Well it must have a decent chance (according to my calculator it’s about 50 per cent) but it finds itself up against Chime’s VCCP, which has made a name for itself recently with hard-selling advertising, the sort that retailers love.
JWT pitched for Tesco last year (its efforts weren’t helped, according to sources, by WPP boss Sir Martin Sorrell dropping in from a great height – no jokes please) and, more recently, Morrisons, which decided to stay with DLKW Lowe.
VCCP also pitched for Tesco and was many pundits’ favourite to win it but Wieden+Kennedy triumphed instead.
Incumbent Saatchi & Saatchi also pitched but struck out, bringing to an end to a two decades-long relationship with Publicis Groupe agencies. Publicis handled the account more or less from the inception of Asda (the one-time Associated Dairies company ‘oop north) as a big supermarket player.
The account stuck with one-time Publicis boss Rick Bendel who then went on to be marketing boss of Asda and is still floating around in the upper regions of owner Walmart, as far as I know. But times clearly change.
JWT London never exactly struck you as a retail agency, you do wonder if WPP would be better off putting forward Ogilvy (the ultimate machine agency) or Grey for these accounts.
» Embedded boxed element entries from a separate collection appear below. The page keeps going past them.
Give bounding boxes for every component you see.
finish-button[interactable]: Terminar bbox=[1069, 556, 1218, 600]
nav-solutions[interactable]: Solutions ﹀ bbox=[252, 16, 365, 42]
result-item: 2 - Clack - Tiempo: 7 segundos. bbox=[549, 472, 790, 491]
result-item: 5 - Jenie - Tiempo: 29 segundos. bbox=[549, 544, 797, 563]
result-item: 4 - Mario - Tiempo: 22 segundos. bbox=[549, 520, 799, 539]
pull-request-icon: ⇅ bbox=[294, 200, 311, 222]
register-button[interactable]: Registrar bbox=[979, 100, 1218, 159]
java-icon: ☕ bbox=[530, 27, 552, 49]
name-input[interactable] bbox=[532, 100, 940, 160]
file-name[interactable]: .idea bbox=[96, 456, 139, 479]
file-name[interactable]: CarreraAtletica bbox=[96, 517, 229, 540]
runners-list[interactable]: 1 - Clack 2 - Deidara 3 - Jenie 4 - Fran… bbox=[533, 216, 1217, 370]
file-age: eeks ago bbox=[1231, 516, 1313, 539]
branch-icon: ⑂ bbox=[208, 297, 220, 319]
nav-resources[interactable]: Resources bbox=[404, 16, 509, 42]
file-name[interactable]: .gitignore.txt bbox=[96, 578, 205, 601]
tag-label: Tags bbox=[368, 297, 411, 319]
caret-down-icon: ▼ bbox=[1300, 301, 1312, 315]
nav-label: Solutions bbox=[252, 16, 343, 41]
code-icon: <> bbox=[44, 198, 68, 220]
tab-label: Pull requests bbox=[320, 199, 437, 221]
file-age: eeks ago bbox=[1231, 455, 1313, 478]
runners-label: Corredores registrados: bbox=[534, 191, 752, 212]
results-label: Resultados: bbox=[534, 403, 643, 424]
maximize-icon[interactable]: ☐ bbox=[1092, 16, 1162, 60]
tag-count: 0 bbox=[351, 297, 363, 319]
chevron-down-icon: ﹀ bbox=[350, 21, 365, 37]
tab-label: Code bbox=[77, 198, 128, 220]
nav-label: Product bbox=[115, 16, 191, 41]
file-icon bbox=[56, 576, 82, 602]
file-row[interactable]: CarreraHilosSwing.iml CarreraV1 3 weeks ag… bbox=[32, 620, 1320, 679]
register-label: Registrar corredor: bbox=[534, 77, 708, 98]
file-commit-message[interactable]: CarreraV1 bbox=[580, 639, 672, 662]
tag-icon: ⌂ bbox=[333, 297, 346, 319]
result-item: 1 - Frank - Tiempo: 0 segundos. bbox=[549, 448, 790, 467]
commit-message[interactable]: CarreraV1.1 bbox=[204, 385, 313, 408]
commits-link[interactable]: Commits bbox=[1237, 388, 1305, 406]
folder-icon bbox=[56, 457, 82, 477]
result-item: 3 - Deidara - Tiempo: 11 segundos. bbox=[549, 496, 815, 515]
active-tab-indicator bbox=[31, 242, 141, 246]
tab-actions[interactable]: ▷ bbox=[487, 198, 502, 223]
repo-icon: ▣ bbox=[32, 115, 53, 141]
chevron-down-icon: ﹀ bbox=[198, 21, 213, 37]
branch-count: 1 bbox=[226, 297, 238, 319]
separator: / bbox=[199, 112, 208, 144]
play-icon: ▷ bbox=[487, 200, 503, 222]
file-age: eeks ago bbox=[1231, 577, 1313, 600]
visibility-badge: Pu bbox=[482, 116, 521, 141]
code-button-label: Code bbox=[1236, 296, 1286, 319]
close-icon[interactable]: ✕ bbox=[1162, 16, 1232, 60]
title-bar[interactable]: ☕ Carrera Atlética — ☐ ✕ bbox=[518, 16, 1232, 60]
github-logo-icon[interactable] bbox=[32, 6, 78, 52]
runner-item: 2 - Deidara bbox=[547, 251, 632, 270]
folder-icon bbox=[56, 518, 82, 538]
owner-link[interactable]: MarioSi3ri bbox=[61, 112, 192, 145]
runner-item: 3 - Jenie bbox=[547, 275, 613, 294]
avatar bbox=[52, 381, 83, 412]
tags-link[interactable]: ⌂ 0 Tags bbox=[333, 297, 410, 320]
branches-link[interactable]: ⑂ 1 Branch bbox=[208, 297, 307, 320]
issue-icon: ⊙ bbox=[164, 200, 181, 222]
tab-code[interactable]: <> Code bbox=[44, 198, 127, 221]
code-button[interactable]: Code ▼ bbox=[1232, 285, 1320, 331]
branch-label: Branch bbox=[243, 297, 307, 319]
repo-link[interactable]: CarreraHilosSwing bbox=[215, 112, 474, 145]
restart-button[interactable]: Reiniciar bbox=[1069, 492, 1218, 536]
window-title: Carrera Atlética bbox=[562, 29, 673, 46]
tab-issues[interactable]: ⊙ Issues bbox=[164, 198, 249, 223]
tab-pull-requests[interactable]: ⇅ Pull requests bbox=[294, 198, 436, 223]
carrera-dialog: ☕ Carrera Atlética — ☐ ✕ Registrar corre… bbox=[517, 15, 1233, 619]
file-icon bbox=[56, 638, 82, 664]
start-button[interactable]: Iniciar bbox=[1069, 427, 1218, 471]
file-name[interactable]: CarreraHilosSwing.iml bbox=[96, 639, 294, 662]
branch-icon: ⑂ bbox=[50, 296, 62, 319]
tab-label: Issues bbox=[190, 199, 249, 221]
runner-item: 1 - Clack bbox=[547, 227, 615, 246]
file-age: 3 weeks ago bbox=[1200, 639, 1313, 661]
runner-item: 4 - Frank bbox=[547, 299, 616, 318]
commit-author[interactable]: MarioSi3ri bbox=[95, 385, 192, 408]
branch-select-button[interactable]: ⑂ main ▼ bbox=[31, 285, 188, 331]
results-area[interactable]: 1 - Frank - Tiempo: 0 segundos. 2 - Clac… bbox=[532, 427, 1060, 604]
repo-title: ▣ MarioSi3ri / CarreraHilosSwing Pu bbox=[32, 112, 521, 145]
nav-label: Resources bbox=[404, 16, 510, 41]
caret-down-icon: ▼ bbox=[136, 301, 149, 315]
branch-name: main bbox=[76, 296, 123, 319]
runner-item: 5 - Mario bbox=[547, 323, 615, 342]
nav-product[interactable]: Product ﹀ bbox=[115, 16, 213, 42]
RKCR/Y&R handles Marks & Spencer although that could change with the departure of long-serving marketing boss Steve Sharp.
But JWT presses on, and it would be a great morale builder for the agency, the one SMS bought all those years ago to propel WPP into the big time, if it could land this one.
VCCP, though, is a formidable competitor. Bought by Tim Bell’s Chime a decade ago for what seemed a very toppy £18m it has confounded the sceptics by going from strength to strength.
It made its name by producing the meerkats for Comparethemarket.com, despite a spell when all its ads seemed to be selling cuddly toys but I guess that wasn’t its fault. Its new Comparethemarket campaign is supposed to feature Cotswold temptress Liz Hurley, although there’s no physical evidence in the TV ads.
It won, and held, Easyjet amid some controversy and is responsible for the quite dreadful Bet Victor campaign featuring cross-dressing idiot Maurice, which no doubts scores heavily in tracking surveys.
It’s like a new version of hard-selling Masius or Allen Brady & Marsh, with a creative twist. Which isn’t, actually, a bad place to be.
Who would Bet Victor’s Victor Chandler put his money on?